Авшалом посмотрел на Мудрейшего, тот сидел, опустив голову.
– Ты огорчён больше, чем Бат-Шева. Она ведь, кажется, твоя родственница?
Ахитофеля вздохнул
– Она – его племянница, – ответил за отца Элиам.
– Бат-Шева – дура,– сказал Ахитофель. – Это всё из-за неё.
– А Давида вы не вините в смерти Ури? – спросил Авшалом, вглядываясь в собеседников. – Он что, совсем не при чём?
– Давид – помазанник Божий! – отрезал Элиам.

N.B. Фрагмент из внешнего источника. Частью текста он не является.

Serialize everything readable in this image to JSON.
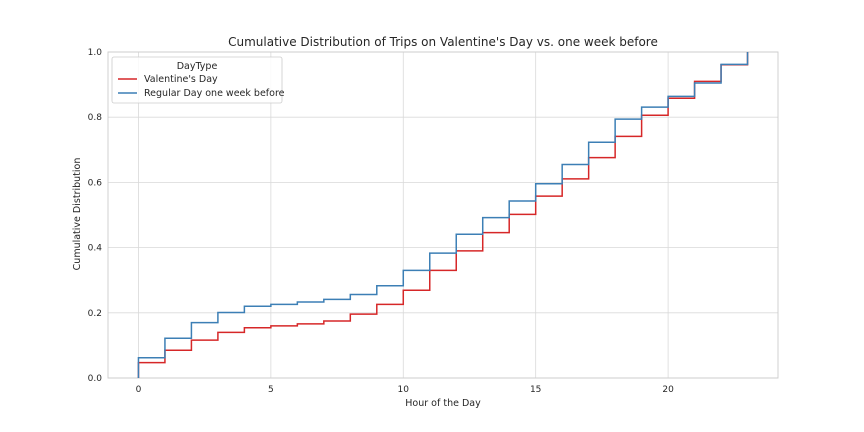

Было видно, что разговор ему неприятен.
Ахитофель понял и заговорил о другом.
– Элиам, ты участвовал в осаде Раббы?
– Он получил там стрелу со стены, – вставил Ахитофель – Видишь, шею не может повернуть.
Авшалом посмотрел и даже хотел пощупать шрам, но Элиам отодвинулся.
– Скажи, Элиам, почему у иврим были такие потери? Ты не винишь в них братьев Цруев?
– В армии об этом поговаривали, – ответил Элиам. – И в Городе Давида многие матери не могут произнести имени Бен-Цруев без проклятий. Но Герои, которые брали Раббу, говорят, на то и война.
– Война, – задумчиво повторил Авшалом.
– Война, – сказал Ахитофель и повернулся к Элиаму. – Авшалом после возвращения из Гешура поселился вместе с матерью и сестрой. Теперь пришло ему время построить свой дом, тем более что у него недавно родилась дочка. Как ты её назвал?
– Конечно, Тамар, – просиял Авшалом.– Как же ещё!
И он стал рассказывать, какой нежный ребёнок маленькая Тамар.
Элиам слушал эту тихую и искреннюю речь и недоумевал, за что не любят Авшалома Герои. Кто-то назвал его Красавчиком, и прозвище пристало к нему навсегда. В Городе Давида рассказывали, как Иоав бен-Цруя орал: «Запомни, Красавчик, я слуга твоего отца, но не твой!»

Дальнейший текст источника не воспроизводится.